My transition to libertarianism was a slow one. I was raised in a conservative Christian home by parents who had very firm political ideologies.
I regurgitated Rush Limbaugh until college. There, my mind was transformed, not by the liberal perspectives commonly spouted in that setting, but by one class in particular—philosophy.
It taught me skepticism and free thought, enough that I put all my assumptions about politics on hold. I was apolitical for the next several years, but my default conservative conditioning was still present.
Then, a few years after 9-11 happened, a close friend of mine turned me on to some rising 9-11 conspiracy theories. And while I may not have bought into any one of them wholly, what I did buy was the idea that, historically, government is dishonest, self-seeking, and oppressive.
Enter Ron Paul. Through him, I learned about libertarianism—a political bent that, until then, had always confused me, and understandably so. It leaned left on many issues, and right on many others.
But Ron Paul, speaking into my freshly-opened mind, laid the mysteries of libertarianism bare. But my work wasn’t done. It took years of slogging through the contradictions of minarchism before I finally realized that I was an anarchist.
Not the I-just-wanna-watch-the-world-burn kind we’re all told from a young age is the anarchist norm. I was the I-believe-people-own-themselves kind. And from that premise, all else followed in time—my understanding of private property, taxation as theft, arrest as kidnapping, law as slavery, and politics as war by proxy.
Through that process of discovery, I came to steer away from using the label of anarchist, misrepresented and tainted as it has been over the years, and adopted voluntaryist, agorist, and consensualist.
Now that I have the fundamentals of liberty nailed down, I’m doing all I can to learn about how best to apply them and share them with others. What I’d like to see is an awakening on a grand scale akin to the one that brought me into the liberty movement.
I’d like to see enough people find voluntaryism that they might successfully repel statism and government interference in their lives. But I don’t see this happening in reality.
At least, not quickly. A much more likely scenario might be that pockets of voluntaryist communities would form through necessity, as a result of growing tyranny, and operate through agorism to avoid as much statist oppression as possible while starving the state of that percentage of production normally stolen from them via taxation.
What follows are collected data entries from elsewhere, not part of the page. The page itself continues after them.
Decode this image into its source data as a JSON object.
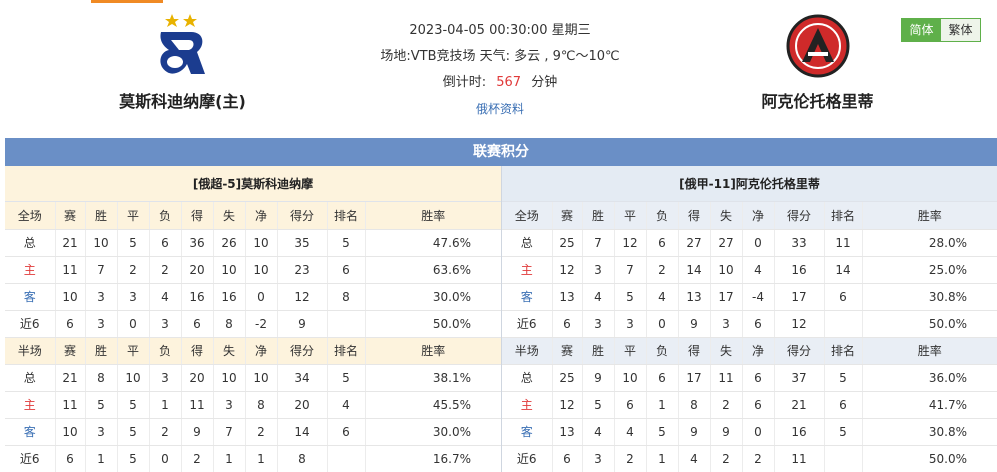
{
  "header": {
    "home_team": "莫斯科迪纳摩(主)",
    "away_team": "阿克伦托格里蒂",
    "datetime": "2023-04-05 00:30:00 星期三",
    "venue_weather": "场地:VTB竞技场 天气: 多云 , 9℃～10℃",
    "countdown_label": "倒计时:",
    "countdown_value": "567",
    "countdown_unit": "分钟",
    "cup_link": "俄杯资料",
    "lang_simplified": "简体",
    "lang_traditional": "繁体",
    "home_logo_icon": "dynamo-moscow-logo",
    "away_logo_icon": "akron-togliatti-logo",
    "colors": {
      "accent_green": "#5fb04a",
      "section_blue": "#6a8fc6",
      "home_red": "#e03a3a",
      "away_blue": "#3a6fb4"
    }
  },
  "section_title": "联赛积分",
  "columns_full": [
    "全场",
    "赛",
    "胜",
    "平",
    "负",
    "得",
    "失",
    "净",
    "得分",
    "排名",
    "胜率"
  ],
  "columns_half": [
    "半场",
    "赛",
    "胜",
    "平",
    "负",
    "得",
    "失",
    "净",
    "得分",
    "排名",
    "胜率"
  ],
  "left": {
    "title": "[俄超-5]莫斯科迪纳摩",
    "full": [
      [
        "总",
        "21",
        "10",
        "5",
        "6",
        "36",
        "26",
        "10",
        "35",
        "5",
        "47.6%"
      ],
      [
        "主",
        "11",
        "7",
        "2",
        "2",
        "20",
        "10",
        "10",
        "23",
        "6",
        "63.6%"
      ],
      [
        "客",
        "10",
        "3",
        "3",
        "4",
        "16",
        "16",
        "0",
        "12",
        "8",
        "30.0%"
      ],
      [
        "近6",
        "6",
        "3",
        "0",
        "3",
        "6",
        "8",
        "-2",
        "9",
        "",
        "50.0%"
      ]
    ],
    "half": [
      [
        "总",
        "21",
        "8",
        "10",
        "3",
        "20",
        "10",
        "10",
        "34",
        "5",
        "38.1%"
      ],
      [
        "主",
        "11",
        "5",
        "5",
        "1",
        "11",
        "3",
        "8",
        "20",
        "4",
        "45.5%"
      ],
      [
        "客",
        "10",
        "3",
        "5",
        "2",
        "9",
        "7",
        "2",
        "14",
        "6",
        "30.0%"
      ],
      [
        "近6",
        "6",
        "1",
        "5",
        "0",
        "2",
        "1",
        "1",
        "8",
        "",
        "16.7%"
      ]
    ]
  },
  "right": {
    "title": "[俄甲-11]阿克伦托格里蒂",
    "full": [
      [
        "总",
        "25",
        "7",
        "12",
        "6",
        "27",
        "27",
        "0",
        "33",
        "11",
        "28.0%"
      ],
      [
        "主",
        "12",
        "3",
        "7",
        "2",
        "14",
        "10",
        "4",
        "16",
        "14",
        "25.0%"
      ],
      [
        "客",
        "13",
        "4",
        "5",
        "4",
        "13",
        "17",
        "-4",
        "17",
        "6",
        "30.8%"
      ],
      [
        "近6",
        "6",
        "3",
        "3",
        "0",
        "9",
        "3",
        "6",
        "12",
        "",
        "50.0%"
      ]
    ],
    "half": [
      [
        "总",
        "25",
        "9",
        "10",
        "6",
        "17",
        "11",
        "6",
        "37",
        "5",
        "36.0%"
      ],
      [
        "主",
        "12",
        "5",
        "6",
        "1",
        "8",
        "2",
        "6",
        "21",
        "6",
        "41.7%"
      ],
      [
        "客",
        "13",
        "4",
        "4",
        "5",
        "9",
        "9",
        "0",
        "16",
        "5",
        "30.8%"
      ],
      [
        "近6",
        "6",
        "3",
        "2",
        "1",
        "4",
        "2",
        "2",
        "11",
        "",
        "50.0%"
      ]
    ]
  }
}
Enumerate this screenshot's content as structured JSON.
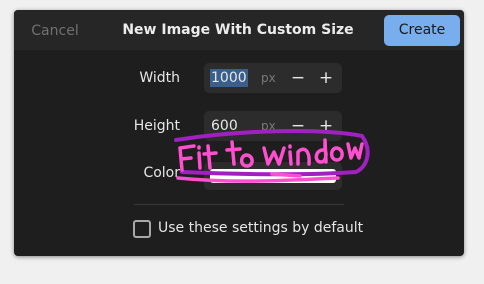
{
  "dialog": {
    "title": "New Image With Custom Size",
    "cancel_label": "Cancel",
    "create_label": "Create"
  },
  "width": {
    "label": "Width",
    "value": "1000",
    "unit": "px",
    "minus": "−",
    "plus": "+"
  },
  "height": {
    "label": "Height",
    "value": "600",
    "unit": "px",
    "minus": "−",
    "plus": "+"
  },
  "color": {
    "label": "Color",
    "swatch_color": "#ffffff"
  },
  "default_setting": {
    "label": "Use these settings by default",
    "checked": false
  },
  "annotation": {
    "text": "Fit to window",
    "ink_color": "#ff4fd0",
    "outline_color": "#a020c0"
  },
  "colors": {
    "accent": "#78aeed",
    "dialog_background": "#1e1e1e"
  }
}
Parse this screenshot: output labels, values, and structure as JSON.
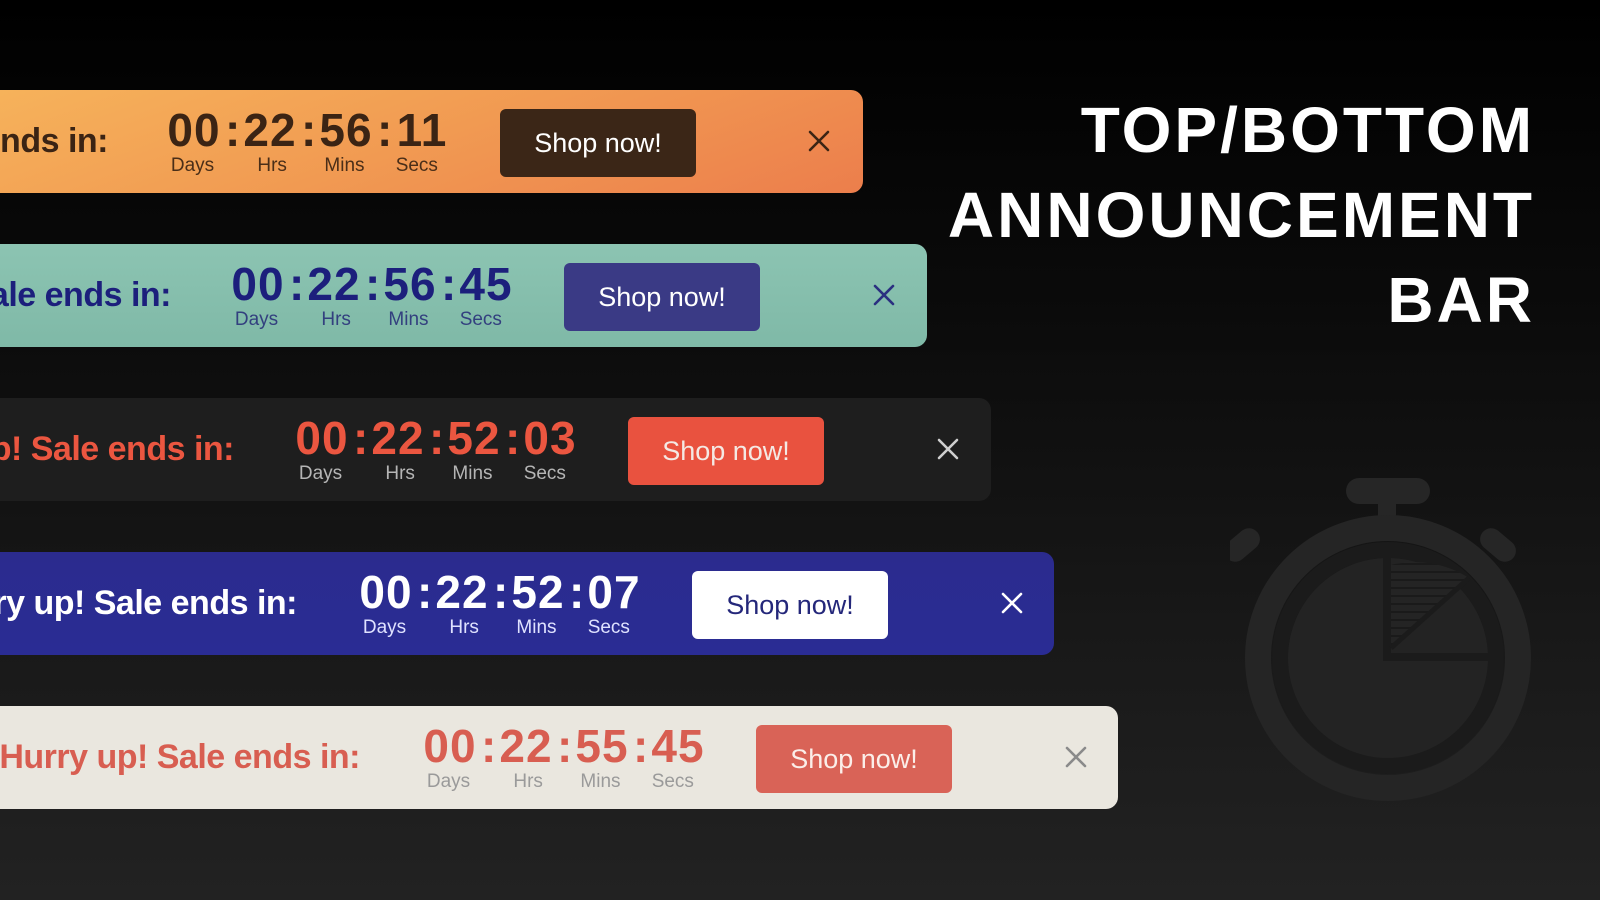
{
  "headline": {
    "lines": [
      "TOP/BOTTOM",
      "ANNOUNCEMENT",
      "BAR"
    ]
  },
  "decoration": {
    "icon": "stopwatch-icon"
  },
  "bars": [
    {
      "message": "Hurry up! Sale ends in:",
      "visible_message": "nds in:",
      "timer": {
        "days": "00",
        "hrs": "22",
        "mins": "56",
        "secs": "11"
      },
      "labels": {
        "days": "Days",
        "hrs": "Hrs",
        "mins": "Mins",
        "secs": "Secs"
      },
      "separator": ":",
      "button": "Shop now!",
      "close_icon": "close-icon",
      "colors": {
        "background": "#f19a52",
        "text": "#3b2414",
        "button": "#3b2617",
        "button_text": "#ffffff"
      }
    },
    {
      "message": "Hurry up! Sale ends in:",
      "visible_message": "ale ends in:",
      "timer": {
        "days": "00",
        "hrs": "22",
        "mins": "56",
        "secs": "45"
      },
      "labels": {
        "days": "Days",
        "hrs": "Hrs",
        "mins": "Mins",
        "secs": "Secs"
      },
      "separator": ":",
      "button": "Shop now!",
      "close_icon": "close-icon",
      "colors": {
        "background": "#86bfad",
        "text": "#1c1f7c",
        "button": "#3a3a85",
        "button_text": "#ffffff"
      }
    },
    {
      "message": "Hurry up! Sale ends in:",
      "visible_message": "p! Sale ends in:",
      "timer": {
        "days": "00",
        "hrs": "22",
        "mins": "52",
        "secs": "03"
      },
      "labels": {
        "days": "Days",
        "hrs": "Hrs",
        "mins": "Mins",
        "secs": "Secs"
      },
      "separator": ":",
      "button": "Shop now!",
      "close_icon": "close-icon",
      "colors": {
        "background": "#1e1e1e",
        "text": "#eb5640",
        "button": "#e9523f",
        "button_text": "#f4e9e4"
      }
    },
    {
      "message": "Hurry up! Sale ends in:",
      "visible_message": "y up! Sale ends in:",
      "timer": {
        "days": "00",
        "hrs": "22",
        "mins": "52",
        "secs": "07"
      },
      "labels": {
        "days": "Days",
        "hrs": "Hrs",
        "mins": "Mins",
        "secs": "Secs"
      },
      "separator": ":",
      "button": "Shop now!",
      "close_icon": "close-icon",
      "colors": {
        "background": "#2a2c90",
        "text": "#ffffff",
        "button": "#ffffff",
        "button_text": "#24277a"
      }
    },
    {
      "message": "Hurry up! Sale ends in:",
      "visible_message": "Hurry up! Sale ends in:",
      "timer": {
        "days": "00",
        "hrs": "22",
        "mins": "55",
        "secs": "45"
      },
      "labels": {
        "days": "Days",
        "hrs": "Hrs",
        "mins": "Mins",
        "secs": "Secs"
      },
      "separator": ":",
      "button": "Shop now!",
      "close_icon": "close-icon",
      "colors": {
        "background": "#eae7df",
        "text": "#d85e51",
        "button": "#d96357",
        "button_text": "#fbeee9"
      }
    }
  ]
}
Their success would determine their future growth or decline. Perhaps generations later, thriving agorist societies would press along the edges of the state and begin to push it aside into obsolescence.
As for ways to accelerate this, I really do think that the current growing tyranny is causing an equal and opposite reaction. It is actually helping move marginalized, disenfranchised people toward the philosophy of liberty.
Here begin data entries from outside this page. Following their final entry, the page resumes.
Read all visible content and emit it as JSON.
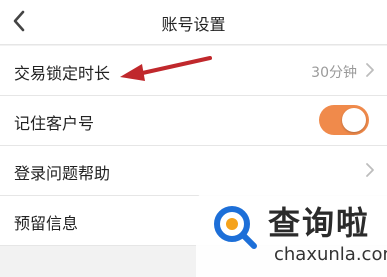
{
  "header": {
    "title": "账号设置"
  },
  "rows": [
    {
      "label": "交易锁定时长",
      "value": "30分钟"
    },
    {
      "label": "记住客户号",
      "toggle_on": true
    },
    {
      "label": "登录问题帮助"
    },
    {
      "label": "预留信息"
    }
  ],
  "watermark": {
    "name": "查询啦",
    "domain": "chaxunla.com"
  },
  "colors": {
    "toggle": "#f08a4b",
    "arrow": "#c0282c",
    "logo_blue": "#1d6fd8",
    "logo_orange": "#f5a21b"
  }
}
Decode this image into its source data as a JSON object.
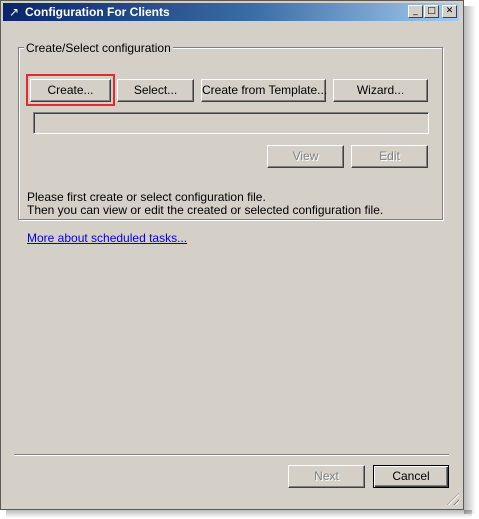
{
  "window": {
    "title": "Configuration For Clients",
    "app_icon": "↗",
    "controls": {
      "minimize": "_",
      "maximize": "□",
      "close": "✕"
    }
  },
  "group": {
    "label": "Create/Select configuration",
    "buttons": {
      "create": "Create...",
      "select": "Select...",
      "create_from_template": "Create from Template...",
      "wizard": "Wizard..."
    },
    "path_value": "",
    "view": "View",
    "edit": "Edit",
    "info_line1": "Please first create or select configuration file.",
    "info_line2": "Then you can view or edit the created or selected configuration file."
  },
  "link": "More about scheduled tasks...",
  "footer": {
    "next": "Next",
    "cancel": "Cancel"
  },
  "colors": {
    "highlight": "#e8282f",
    "link": "#0000ee",
    "title_bar": "#0a246a",
    "dialog_bg": "#d4d0c8"
  }
}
I also think that those of us out there talking to people everyday about our perspectives does, over time, sink in and change minds. Not all of them, of course, but some. And that’s encouraging.
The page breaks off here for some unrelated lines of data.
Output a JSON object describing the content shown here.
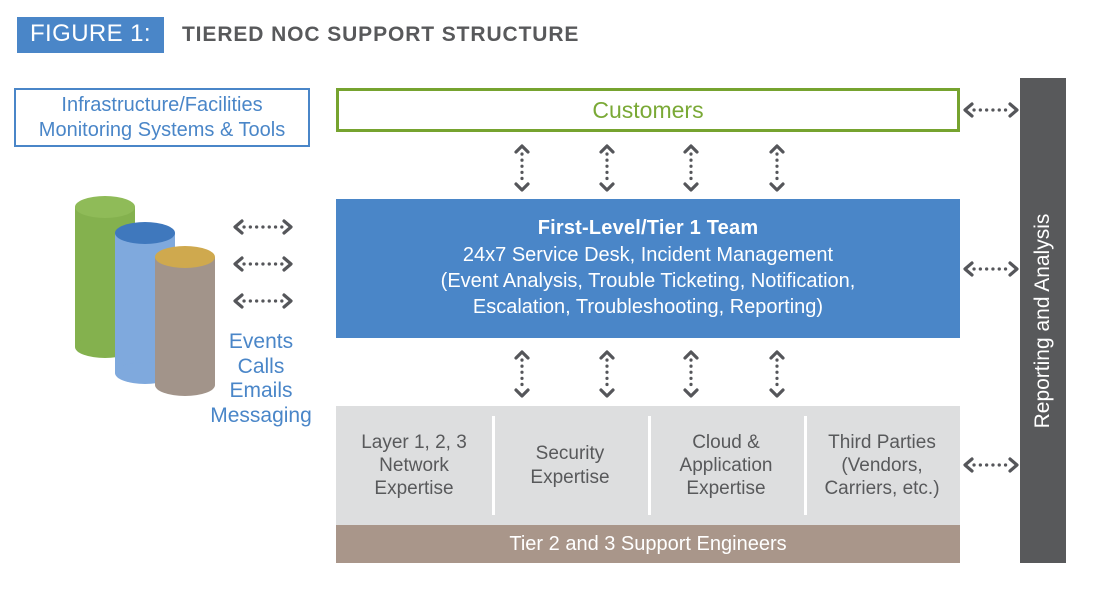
{
  "header": {
    "badge": "FIGURE 1:",
    "title": "TIERED NOC SUPPORT STRUCTURE",
    "badge_color": "#4a86c8",
    "title_color": "#58595b"
  },
  "left_panel": {
    "infrastructure_box": {
      "line1": "Infrastructure/Facilities",
      "line2": "Monitoring Systems & Tools",
      "border_color": "#4a86c8",
      "text_color": "#4a86c8"
    },
    "cylinders": [
      {
        "name": "green-cylinder",
        "color": "#84b14e",
        "top_color": "#8fbb58"
      },
      {
        "name": "blue-cylinder",
        "color": "#7fa9dd",
        "top_color": "#3f78bd"
      },
      {
        "name": "tan-cylinder",
        "color": "#a2948a",
        "top_color": "#cfa94e"
      }
    ],
    "connectors": [
      {
        "name": "connector-events"
      },
      {
        "name": "connector-calls"
      },
      {
        "name": "connector-emails"
      }
    ],
    "input_labels": [
      "Events",
      "Calls",
      "Emails",
      "Messaging"
    ],
    "input_labels_color": "#4a86c8"
  },
  "customers": {
    "label": "Customers",
    "border_color": "#76a32f",
    "text_color": "#7aa936"
  },
  "tier1": {
    "title": "First-Level/Tier 1 Team",
    "lines": [
      "24x7 Service Desk, Incident Management",
      "(Event Analysis, Trouble Ticketing, Notification,",
      "Escalation, Troubleshooting, Reporting)"
    ],
    "background": "#4a86c8",
    "text_color": "#ffffff"
  },
  "expertise": {
    "background": "#dddedf",
    "text_color": "#58595b",
    "columns": [
      {
        "name": "network-expertise",
        "lines": [
          "Layer 1, 2, 3",
          "Network",
          "Expertise"
        ]
      },
      {
        "name": "security-expertise",
        "lines": [
          "Security",
          "Expertise"
        ]
      },
      {
        "name": "cloud-application-expertise",
        "lines": [
          "Cloud &",
          "Application",
          "Expertise"
        ]
      },
      {
        "name": "third-parties",
        "lines": [
          "Third Parties",
          "(Vendors,",
          "Carriers, etc.)"
        ]
      }
    ]
  },
  "tier23": {
    "label": "Tier 2 and 3 Support Engineers",
    "background": "#a9968a",
    "text_color": "#ffffff"
  },
  "reporting": {
    "label": "Reporting and Analysis",
    "background": "#58595b",
    "text_color": "#ffffff"
  },
  "flow_arrows": {
    "top_row_count": 4,
    "bottom_row_count": 4,
    "color": "#55565a"
  },
  "right_connectors": [
    {
      "name": "connector-customers-to-reporting"
    },
    {
      "name": "connector-tier1-to-reporting"
    },
    {
      "name": "connector-expertise-to-reporting"
    }
  ]
}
There are some other more radical ideas about how to accelerate liberty. Among them is the movement to effectively hijack the Libertarian Party which, to date, has been a mostly lame duck.
Those conspiring to take it over are “bomb-throwers” metaphorically speaking. They’re unafraid to call things by their right name and to call out hypocrisies on both sides of the aisle.
If not to take over the state so they have the power to leave everyone alone, at the very least, their pursuit of political office might provide them a loud blow horn with which they might reach the quagmired masses with the message of real liberty, not that watered-down swill currently offered.
Another radical idea is to tap into the influence of magical belief to spread voluntaryist ideas much in the same way statism impresses with its holy buildings and monuments, its mystical legal ritual, and its sacred texts.
My understanding is that this is a very new idea a few people in the liberty movement are just beginning to explore. Self-Determination, as I understand it, is another expression of self-ownership.
That people should have the freedom to choose their sovereignty has far-reaching implications. Helping people become aware of this concept would likely help move the needle of culture toward liberty.
Changes to the political terrain would certainly follow.